Categories
Blogging Children's activities Feature

Online and offline, Horsforth is a Real Community

People often say that the internet is destroying communities and that people never talk to each other any more.

Ever since Emilia could walk, she’s trotted along the wall on Station Road in Horsforth, nearly every day. This wall-walking is a big part of her 4.5yrs on planet Earth; a big part of her entire world. Once she’d mastered walking it, she was learning to count, so she would practice counting the paving slabs across the top of the wall as she stomped over them. Now she reads the the fish and chip shop sign that is often placed on it, and points out the letters. People have often stopped to say how they remember helping their children walk to walk across this wall more than 30 years ago, so it has a long standing tradition.

On Monday, we discovered that the sacred wall had been crashed into, and Emilia was really upset. I understand that in the grand schemes of things it’s not the most awful thing to ever happen, but to a 4yr old whose daily rituals form their world, it is pretty big. Besides that, it was looking quite dangerous.

The Wall
The Wall

I mentioned it on a local Facebook group that we’re part of, Horsforth Community Group (which has over 7000 members). Now this group has it’s ups and downs. There are the snippy types who love to argue over nothing (but aren’t there always) and there’s far too much discussion over takeaways, but there’s also people who ask genuine questions, or make requests for help, and it is given, gladly.

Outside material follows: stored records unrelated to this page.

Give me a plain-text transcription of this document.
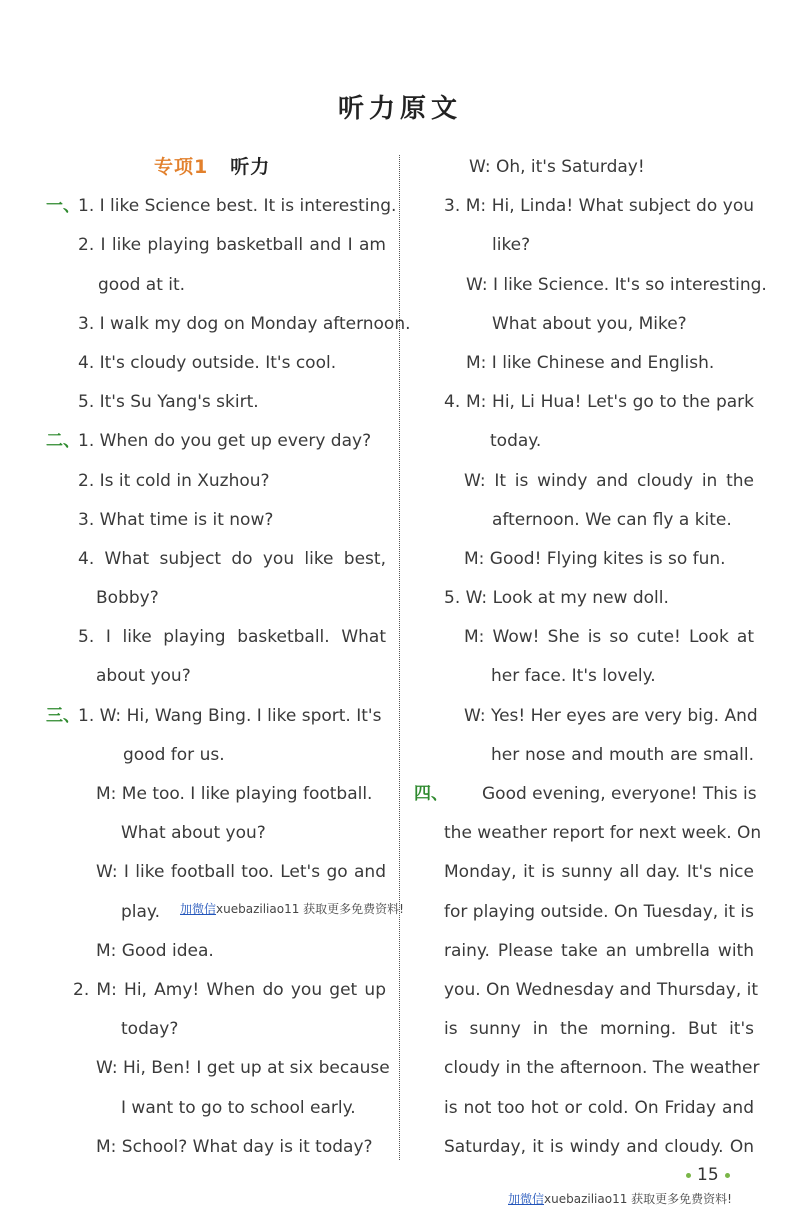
听力原文
专项1 听力
一、
1. I like Science best. It is interesting.
2. I like playing basketball and I am
good at it.
3. I walk my dog on Monday afternoon.
4. It's cloudy outside. It's cool.
5. It's Su Yang's skirt.
二、
1. When do you get up every day?
2. Is it cold in Xuzhou?
3. What time is it now?
4. What subject do you like best,
Bobby?
5. I like playing basketball. What
about you?
三、
1. W: Hi, Wang Bing. I like sport. It's
good for us.
M: Me too. I like playing football.
What about you?
W: I like football too. Let's go and
play.
M: Good idea.
2. M: Hi, Amy! When do you get up
today?
W: Hi, Ben! I get up at six because
I want to go to school early.
M: School? What day is it today?
W: Oh, it's Saturday!
3. M: Hi, Linda! What subject do you
like?
W: I like Science. It's so interesting.
What about you, Mike?
M: I like Chinese and English.
4. M: Hi, Li Hua! Let's go to the park
today.
W: It is windy and cloudy in the
afternoon. We can fly a kite.
M: Good! Flying kites is so fun.
5. W: Look at my new doll.
M: Wow! She is so cute! Look at
her face. It's lovely.
W: Yes! Her eyes are very big. And
her nose and mouth are small.
四、 Good evening, everyone! This is
the weather report for next week. On
Monday, it is sunny all day. It's nice
for playing outside. On Tuesday, it is
rainy. Please take an umbrella with
you. On Wednesday and Thursday, it
is sunny in the morning. But it's
cloudy in the afternoon. The weather
is not too hot or cold. On Friday and
Saturday, it is windy and cloudy. On
加微信xuebaziliao11 获取更多免费资料!
加微信xuebaziliao11 获取更多免费资料!
15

Clare Smith (one of the organisers of Horsforth Walk of Art) was more proactive than me and actually asked if there was a tradesperson who’d be willing to fix the wall (the owners may not come forward any time soon to do it, if at all). Within minutes, Michael Gwynn offered his assistance, saying he’d look at it the very next day. And he did! It needed more work than originally thought, so he sent down his bricklayer to finish off the job. For free. What an amazing thing to do, for no other reason than someone asked on behalf of the ‘wall-walking tots of Horsforth’.

DSC_0594
One happy wall-walker

Just two days after Emilia’s wall was destroyed, it is now fixed, and she is completely delighted. Thank you so much to Michael and his team. Please head over to his Facebook page and give it a ‘like’, just as a token of thanks for being such a lovely chap.

People often say that the internet is destroying communities and that people never talk to each other any more. I think this example shows just how beneficial the internet can be today, and how people are still talking and do still care, just in a slightly different way to the days of old.